Answer:
a) [tex]p = 21.934\,\frac{kg\cdot m}{s}[/tex], b) [tex]E=54.176\,J[/tex], c) [tex]p = 21.929\,\frac{kg\cdot m}{s}[/tex], d) [tex]E=54.161\,J[/tex], e) A perfectly elastic collision (e = 1).
Explanation:
a) The total momentum of the two cart system before the collision is:
[tex]p = (4.44\,kg)\cdot (4.94\,\frac{m}{s} )+(2.81\,kg)\cdot (0\,\frac{m}{s} )[/tex]
[tex]p = 21.934\,\frac{kg\cdot m}{s}[/tex]
b) The total kinetic energy of the two cart system before the collision is:
[tex]E = \frac{1}{2}\cdot (4.44\,kg)\cdot (4.94\,\frac{m}{s} )^{2} + \frac{1}{2}\cdot (2.81\,kg)\cdot (0\,\frac{m}{s} )^{2}[/tex]
[tex]E=54.176\,J[/tex]
c) The total momentum of the two cart system after the collision is:
[tex]p = (4.44\,kg)\cdot (1.11\,\frac{m}{s} )+(2.81\,kg)\cdot (6.05\,\frac{m}{s} )[/tex]
[tex]p = 21.929\,\frac{kg\cdot m}{s}[/tex]

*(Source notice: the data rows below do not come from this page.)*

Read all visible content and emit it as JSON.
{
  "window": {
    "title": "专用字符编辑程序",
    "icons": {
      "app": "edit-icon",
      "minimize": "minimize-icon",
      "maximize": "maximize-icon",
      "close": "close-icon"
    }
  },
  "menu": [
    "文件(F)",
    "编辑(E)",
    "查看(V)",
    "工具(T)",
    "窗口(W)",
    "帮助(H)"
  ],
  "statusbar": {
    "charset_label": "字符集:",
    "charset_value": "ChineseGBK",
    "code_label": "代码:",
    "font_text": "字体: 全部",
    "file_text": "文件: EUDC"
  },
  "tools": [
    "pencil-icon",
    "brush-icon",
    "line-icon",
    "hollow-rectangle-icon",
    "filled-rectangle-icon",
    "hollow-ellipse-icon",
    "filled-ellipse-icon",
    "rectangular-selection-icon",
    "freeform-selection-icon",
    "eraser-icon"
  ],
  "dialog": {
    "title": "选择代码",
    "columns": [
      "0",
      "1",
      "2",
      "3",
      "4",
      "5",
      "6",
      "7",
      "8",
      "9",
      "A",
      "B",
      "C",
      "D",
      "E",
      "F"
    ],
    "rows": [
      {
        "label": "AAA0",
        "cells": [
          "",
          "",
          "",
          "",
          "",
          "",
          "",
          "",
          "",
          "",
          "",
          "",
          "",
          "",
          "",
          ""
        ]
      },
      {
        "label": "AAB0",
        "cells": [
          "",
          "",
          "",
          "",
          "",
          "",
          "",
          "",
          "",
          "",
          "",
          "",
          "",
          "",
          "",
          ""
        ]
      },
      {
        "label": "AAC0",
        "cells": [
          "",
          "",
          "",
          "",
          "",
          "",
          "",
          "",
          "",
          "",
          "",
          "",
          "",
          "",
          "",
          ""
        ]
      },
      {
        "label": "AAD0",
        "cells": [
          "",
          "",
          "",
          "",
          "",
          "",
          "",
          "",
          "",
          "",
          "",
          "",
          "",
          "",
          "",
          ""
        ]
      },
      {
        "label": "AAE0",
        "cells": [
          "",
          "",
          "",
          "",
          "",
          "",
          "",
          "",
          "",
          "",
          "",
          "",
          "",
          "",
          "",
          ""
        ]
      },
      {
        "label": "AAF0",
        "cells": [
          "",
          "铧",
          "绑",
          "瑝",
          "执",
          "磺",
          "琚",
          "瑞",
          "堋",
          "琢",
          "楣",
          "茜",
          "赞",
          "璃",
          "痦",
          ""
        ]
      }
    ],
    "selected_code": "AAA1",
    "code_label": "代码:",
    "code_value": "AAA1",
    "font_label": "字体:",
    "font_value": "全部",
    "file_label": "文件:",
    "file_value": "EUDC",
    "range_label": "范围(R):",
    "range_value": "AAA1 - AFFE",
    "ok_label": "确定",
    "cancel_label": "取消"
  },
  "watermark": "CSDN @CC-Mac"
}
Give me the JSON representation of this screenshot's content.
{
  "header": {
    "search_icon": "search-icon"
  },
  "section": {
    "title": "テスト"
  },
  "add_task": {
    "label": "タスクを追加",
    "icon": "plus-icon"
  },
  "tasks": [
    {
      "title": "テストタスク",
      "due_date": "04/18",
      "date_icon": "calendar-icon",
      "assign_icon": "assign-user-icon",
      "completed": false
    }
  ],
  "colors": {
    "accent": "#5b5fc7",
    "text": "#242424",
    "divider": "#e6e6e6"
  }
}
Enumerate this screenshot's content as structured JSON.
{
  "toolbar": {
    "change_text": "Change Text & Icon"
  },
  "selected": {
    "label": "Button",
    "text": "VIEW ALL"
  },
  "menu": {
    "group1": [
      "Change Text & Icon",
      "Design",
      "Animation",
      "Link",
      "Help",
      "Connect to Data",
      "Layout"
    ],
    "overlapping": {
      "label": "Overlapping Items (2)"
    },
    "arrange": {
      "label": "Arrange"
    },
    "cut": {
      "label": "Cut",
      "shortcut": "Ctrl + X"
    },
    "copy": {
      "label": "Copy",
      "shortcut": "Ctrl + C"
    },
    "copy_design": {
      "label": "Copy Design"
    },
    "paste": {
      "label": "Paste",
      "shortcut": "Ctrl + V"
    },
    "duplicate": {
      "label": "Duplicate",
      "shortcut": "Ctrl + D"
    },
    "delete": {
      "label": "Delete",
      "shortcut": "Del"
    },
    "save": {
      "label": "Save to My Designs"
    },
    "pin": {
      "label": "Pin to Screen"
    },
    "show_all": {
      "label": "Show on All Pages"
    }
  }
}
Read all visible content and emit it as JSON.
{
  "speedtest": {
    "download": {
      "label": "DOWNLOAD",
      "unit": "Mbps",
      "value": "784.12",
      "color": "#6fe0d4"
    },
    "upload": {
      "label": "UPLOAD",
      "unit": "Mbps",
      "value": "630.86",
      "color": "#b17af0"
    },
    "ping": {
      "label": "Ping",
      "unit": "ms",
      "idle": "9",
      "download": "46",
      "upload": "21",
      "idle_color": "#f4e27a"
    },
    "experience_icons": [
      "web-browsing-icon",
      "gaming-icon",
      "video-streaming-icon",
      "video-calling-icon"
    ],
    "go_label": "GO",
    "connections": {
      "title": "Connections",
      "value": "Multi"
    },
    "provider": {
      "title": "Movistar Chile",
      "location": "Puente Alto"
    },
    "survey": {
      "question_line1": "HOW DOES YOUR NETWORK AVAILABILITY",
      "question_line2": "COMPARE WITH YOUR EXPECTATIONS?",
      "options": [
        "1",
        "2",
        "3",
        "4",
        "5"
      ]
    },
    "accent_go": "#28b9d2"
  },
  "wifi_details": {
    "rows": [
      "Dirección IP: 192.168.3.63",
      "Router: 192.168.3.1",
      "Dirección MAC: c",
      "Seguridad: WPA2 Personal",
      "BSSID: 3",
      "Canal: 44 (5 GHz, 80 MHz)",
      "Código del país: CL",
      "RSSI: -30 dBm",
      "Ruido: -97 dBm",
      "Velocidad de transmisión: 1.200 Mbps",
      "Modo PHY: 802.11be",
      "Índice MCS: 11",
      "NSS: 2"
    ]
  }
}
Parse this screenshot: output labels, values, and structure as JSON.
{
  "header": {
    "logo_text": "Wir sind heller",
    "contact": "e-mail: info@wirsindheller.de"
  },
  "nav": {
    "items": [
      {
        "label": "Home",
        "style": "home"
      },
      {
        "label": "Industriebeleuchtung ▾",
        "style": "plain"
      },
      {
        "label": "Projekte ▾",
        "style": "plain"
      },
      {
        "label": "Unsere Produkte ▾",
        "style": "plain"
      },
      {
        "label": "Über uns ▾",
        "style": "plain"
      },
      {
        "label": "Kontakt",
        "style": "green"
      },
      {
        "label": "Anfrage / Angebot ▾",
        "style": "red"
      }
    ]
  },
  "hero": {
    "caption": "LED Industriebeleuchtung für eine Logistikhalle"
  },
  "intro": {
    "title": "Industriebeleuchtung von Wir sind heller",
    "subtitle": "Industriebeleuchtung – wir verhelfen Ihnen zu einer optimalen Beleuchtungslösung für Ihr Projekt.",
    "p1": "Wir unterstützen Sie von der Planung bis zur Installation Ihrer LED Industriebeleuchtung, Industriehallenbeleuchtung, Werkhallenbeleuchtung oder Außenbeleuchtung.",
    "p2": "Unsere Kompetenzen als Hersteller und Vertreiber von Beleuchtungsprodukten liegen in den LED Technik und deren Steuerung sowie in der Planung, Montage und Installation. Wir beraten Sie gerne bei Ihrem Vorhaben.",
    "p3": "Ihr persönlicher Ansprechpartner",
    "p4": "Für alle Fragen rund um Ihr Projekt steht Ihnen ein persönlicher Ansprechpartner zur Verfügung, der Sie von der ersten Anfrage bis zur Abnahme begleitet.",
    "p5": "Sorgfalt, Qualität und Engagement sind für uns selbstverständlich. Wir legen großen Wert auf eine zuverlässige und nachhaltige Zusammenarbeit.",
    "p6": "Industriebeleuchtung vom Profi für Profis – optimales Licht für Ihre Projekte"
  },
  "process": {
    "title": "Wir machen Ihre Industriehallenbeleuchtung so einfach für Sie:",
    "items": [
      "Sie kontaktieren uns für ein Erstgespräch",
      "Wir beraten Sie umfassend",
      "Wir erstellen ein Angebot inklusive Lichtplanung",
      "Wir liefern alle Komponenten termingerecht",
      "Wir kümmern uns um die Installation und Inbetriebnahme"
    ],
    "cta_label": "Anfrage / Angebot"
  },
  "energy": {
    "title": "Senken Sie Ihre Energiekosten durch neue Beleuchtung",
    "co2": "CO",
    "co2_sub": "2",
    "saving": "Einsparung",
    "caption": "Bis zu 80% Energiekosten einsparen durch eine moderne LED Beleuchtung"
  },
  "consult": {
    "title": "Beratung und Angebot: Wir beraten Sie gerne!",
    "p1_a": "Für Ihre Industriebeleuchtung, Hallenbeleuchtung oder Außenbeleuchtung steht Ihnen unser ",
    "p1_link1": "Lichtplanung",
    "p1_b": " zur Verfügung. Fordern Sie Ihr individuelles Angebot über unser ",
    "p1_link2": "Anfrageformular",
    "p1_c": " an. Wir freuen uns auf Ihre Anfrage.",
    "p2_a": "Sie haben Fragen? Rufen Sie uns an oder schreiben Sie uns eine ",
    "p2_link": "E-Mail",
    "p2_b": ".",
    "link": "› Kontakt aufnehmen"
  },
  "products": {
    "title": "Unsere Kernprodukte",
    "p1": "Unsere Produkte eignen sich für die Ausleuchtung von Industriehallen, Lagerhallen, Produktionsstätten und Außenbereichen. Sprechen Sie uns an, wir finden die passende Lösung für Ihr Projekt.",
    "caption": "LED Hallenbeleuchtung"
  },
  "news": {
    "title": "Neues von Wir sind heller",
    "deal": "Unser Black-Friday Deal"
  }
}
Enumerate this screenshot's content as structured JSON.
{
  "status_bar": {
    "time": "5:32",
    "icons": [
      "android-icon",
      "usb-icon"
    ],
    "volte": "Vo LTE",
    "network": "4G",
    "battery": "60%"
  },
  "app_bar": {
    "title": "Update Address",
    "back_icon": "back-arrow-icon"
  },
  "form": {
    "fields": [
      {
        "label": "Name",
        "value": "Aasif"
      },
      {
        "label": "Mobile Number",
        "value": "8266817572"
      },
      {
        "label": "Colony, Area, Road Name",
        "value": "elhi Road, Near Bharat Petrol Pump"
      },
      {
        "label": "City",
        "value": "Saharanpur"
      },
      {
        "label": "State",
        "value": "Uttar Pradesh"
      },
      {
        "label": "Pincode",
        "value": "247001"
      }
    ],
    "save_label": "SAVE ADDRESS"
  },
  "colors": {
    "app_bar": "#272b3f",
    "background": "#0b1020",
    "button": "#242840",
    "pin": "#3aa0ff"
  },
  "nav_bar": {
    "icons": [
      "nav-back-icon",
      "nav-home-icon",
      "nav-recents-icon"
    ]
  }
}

d) The total kinetic energy of the two cart system after the collision is:
[tex]E = \frac{1}{2}\cdot (4.44\,kg)\cdot (1.11\,\frac{m}{s} )^{2} + \frac{1}{2}\cdot (2.81\,kg)\cdot (6.05\,\frac{m}{s} )^{2}[/tex]
[tex]E=54.161\,J[/tex]
e) The coefficient of restitution, which is useful to distinguish elastic collisions from inelastic ones is given by following ratio:
[tex]e = \frac{E_{f}}{E_{o}}[/tex]
[tex]e = \frac{54.161\,J}{54.176\,J}[/tex]
[tex]e = 1[/tex]
Which is a perfectly elastic collision.